Wednesday, February 19, 2014

The Liebster Award

Today I was gifted the Liebster Award and not for crafting intricate lies about lobsters.

It is courtesy of Mr. Tony Noland of Verbosity's Vengeance fame.

But like all awards it comes with some caveats.
Luckily, I don't have to go back in time to kill Hitler with a T-rex (all I have are anklyosaurs'). I have to answer 10 questions and then ask ten more of my next victims, I mean nominees also in the wordsmithing business.

So allow me to introduce you to:
  1. Monica Marier - She of webcomic and real life word-in-book fame. She's the yang to my fire I just started on accident, I swear.
  2. Sue London - Who's a spinner of entertaining and smile cracking historical romances involving haberdashers. They go to 11.
  3. Joi - She crafts adorable My Little Pony dolls and writes realistic science fiction.
Now, to the questions you must answer before the first full moon or face the wrath of the shadow ghouls.
  1. What's your favorite character?
  2. Is there a character that you were going to kill/write off but something changed your mind?
  3. Are you more of a plot/character/idea/throw words against the wall like spaghetti author?
  4. What's the stupidest idea you've ever had?
  5. What's the best idea you've ever had (writingwise, though if you figured out how to turn wine into gold, I'd love to hear that)?
  6. Out of all your settings, which would you most like to live in?
  7. What's your biggest writing win? (I'm stealing this one. No one said I was lawful good).
  8. Do you have a specific genre or do you like to bounce around freely?
  9. Favorite spot to write?
  10. Have you ever danced with the devil in the pale moonlight?
Okay, now it's my turn to answer the questions Tony put me too. Strap in, this is gonna get interesting. I mean tedious. Best to stop reading now.
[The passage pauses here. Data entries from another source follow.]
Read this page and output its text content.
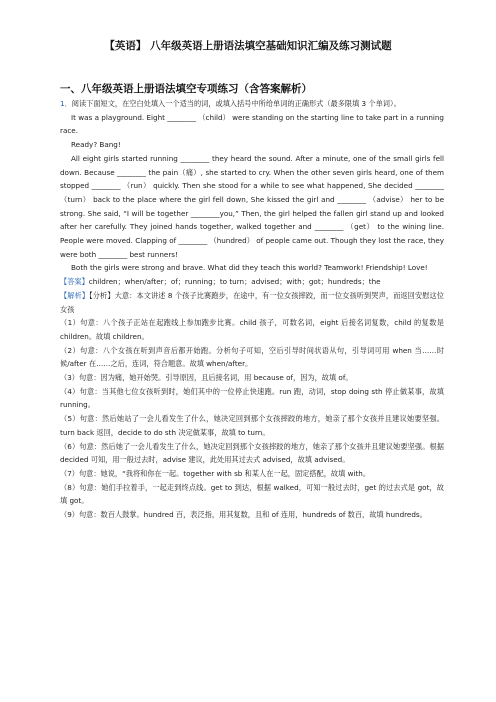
【英语】 八年级英语上册语法填空基础知识汇编及练习测试题
一、八年级英语上册语法填空专项练习（含答案解析）

1．阅读下面短文，在空白处填入一个适当的词，或填入括号中所给单词的正确形式（最多限填 3 个单词）。

It was a playground. Eight ________ （child） were standing on the starting line to take part in a running race.

Ready? Bang!

All eight girls started running ________ they heard the sound. After a minute, one of the small girls fell down. Because ________ the pain（痛）, she started to cry. When the other seven girls heard, one of them stopped ________ （run） quickly. Then she stood for a while to see what happened, She decided ________ （turn） back to the place where the girl fell down, She kissed the girl and ________ （advise） her to be strong. She said, “I will be together ________you,” Then, the girl helped the fallen girl stand up and looked after her carefully. They joined hands together, walked together and ________ （get） to the wining line. People were moved. Clapping of ________ （hundred） of people came out. Though they lost the race, they were both ________ best runners!

Both the girls were strong and brave. What did they teach this world? Teamwork! Friendship! Love!

【答案】children；when/after；of；running；to turn；advised；with；got；hundreds；the

【解析】【分析】大意：本文讲述 8 个孩子比赛跑步，在途中，有一位女孩摔跤，而一位女孩听到哭声，而返回安慰这位女孩

（1）句意：八个孩子正站在起跑线上参加跑步比赛。child 孩子，可数名词，eight 后接名词复数，child 的复数是 children。故填 children。

（2）句意：八个女孩在听到声音后都开始跑。分析句子可知，空后引导时间状语从句，引导词可用 when 当……时候/after 在……之后，连词，符合题意。故填 when/after。

（3）句意：因为痛，她开始哭。引导原因，且后接名词，用 because of，因为，故填 of。

（4）句意：当其他七位女孩听到时，她们其中的一位停止快速跑。run 跑，动词，stop doing sth 停止做某事，故填 running。

（5）句意：然后她站了一会儿看发生了什么，她决定回到那个女孩摔跤的地方，她亲了那个女孩并且建议她要坚强。turn back 返回，decide to do sth 决定做某事，故填 to turn。

（6）句意：然后她了一会儿看发生了什么，她决定回到那个女孩摔跤的地方，她亲了那个女孩并且建议她要坚强。根据 decided 可知，用一般过去时，advise 建议，此处用其过去式 advised，故填 advised。

（7）句意：她说，“我将和你在一起。together with sb 和某人在一起，固定搭配，故填 with。

（8）句意：她们手拉着手，一起走到终点线。get to 到达，根据 walked，可知一般过去时，get 的过去式是 got，故填 got。

（9）句意：数百人鼓掌。hundred 百，表泛指，用其复数，且和 of 连用，hundreds of 数百，故填 hundreds。
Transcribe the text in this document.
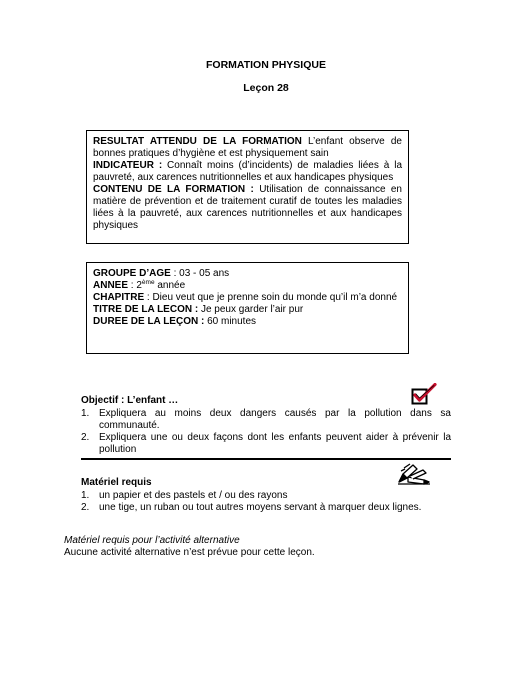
FORMATION PHYSIQUE
Leçon 28

RESULTAT ATTENDU DE LA FORMATION L’enfant observe de bonnes pratiques d’hygiène et est physiquement sain

INDICATEUR : Connaît moins (d’incidents) de maladies liées à la pauvreté, aux carences nutritionnelles et aux handicapes physiques

CONTENU DE LA FORMATION : Utilisation de connaissance en matière de prévention et de traitement curatif de toutes les maladies liées à la pauvreté, aux carences nutritionnelles et aux handicapes physiques

GROUPE D’AGE : 03 - 05 ans

ANNEE : 2ème année

CHAPITRE : Dieu veut que je prenne soin du monde qu’il m’a donné

TITRE DE LA LECON : Je peux garder l’air pur

DUREE DE LA LEÇON : 60 minutes

Objectif : L’enfant …
1. Expliquera au moins deux dangers causés par la pollution dans sa communauté.
2. Expliquera une ou deux façons dont les enfants peuvent aider à prévenir la pollution
Matériel requis
1. un papier et des pastels et / ou des rayons
2. une tige, un ruban ou tout autres moyens servant à marquer deux lignes.
Matériel requis pour l’activité alternative
Aucune activité alternative n’est prévue pour cette leçon.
Nothing to see here, move along.
  1. When did you start writing?  The smartass answer is something like kindergarten after I stopped eating the crayon. What drove me to pick up this noveling idea was a contest to win a sword based upon creating fanfiction for a video game series. (totally won a sword, too) You know, just like Hemingway.
  2. Has anyone ever actually told you not to quit your day job? People don't like to talk to me in general. It's really for the best. Don't feed the beast.
  3. Is there a favorite food you eat that gives you inspiration to write? Cheerios, but only when I'm working on my ghost soliloquies.
  4. Microsoft Word: love it, hate it, or something else? Either this software goes or I do. *launches nuclear bomb*
  5. Do you own an reader, or use software? If so, what kind? If not, do you see one in your future? I do have a Kindle and I have used it to check the formatting of my own books. And I have bitched the one time it had a major hiccup and I couldn't read a book. Telling me to buy a real book will get you sucked into the shadow vortex (see question 2).
  6. You're given a book promotion opportunity to sit in a bookstore window and write. People passing by will be able to read your work as you produce it. Do you agree? Sure, though people should be warned I will be talking to myself, grabbing me hair, and occasionally throwing things. Part of the "Why won't you stupid characters do what I stupidly told you to stupid do" process.
  7.  Is there a crowd/gang/posse/support group of writers you belong to, either in person or online? Not really, there are a few online friends but it is unrelated to writing. I guess there are the 10 of us gathering together to survive this Lets Go Wrimo madness. This is the stupidest way to go about it, by the way. The only people who seem to buy books are other writers. Make all the writer friends!
  8. What's your minimum length for a novel? I cannot go under 80,000 words. Even when I think "oh, there's no way it'll be longer than 75K" it'll hit 90K before I'm done. All those jokes eat up time.
  9. "Write drunk, edit sober." Is this good advice? I've never been drunk, so I hope not. I may be an alien. Shhh...
  10. Can you have a strong opinion about an author's personality, political views, social positions, etc., without having that color your opinion about the author's work? Well it would depend upon if they use that within the work. So much of writing is slicing off a piece of ones soul and stapling it to paper, which isn't to say there are not writers who are aware of their own personal demons and use that. There are no absolutes, except for that vodka I cannot get drunk off. Alien!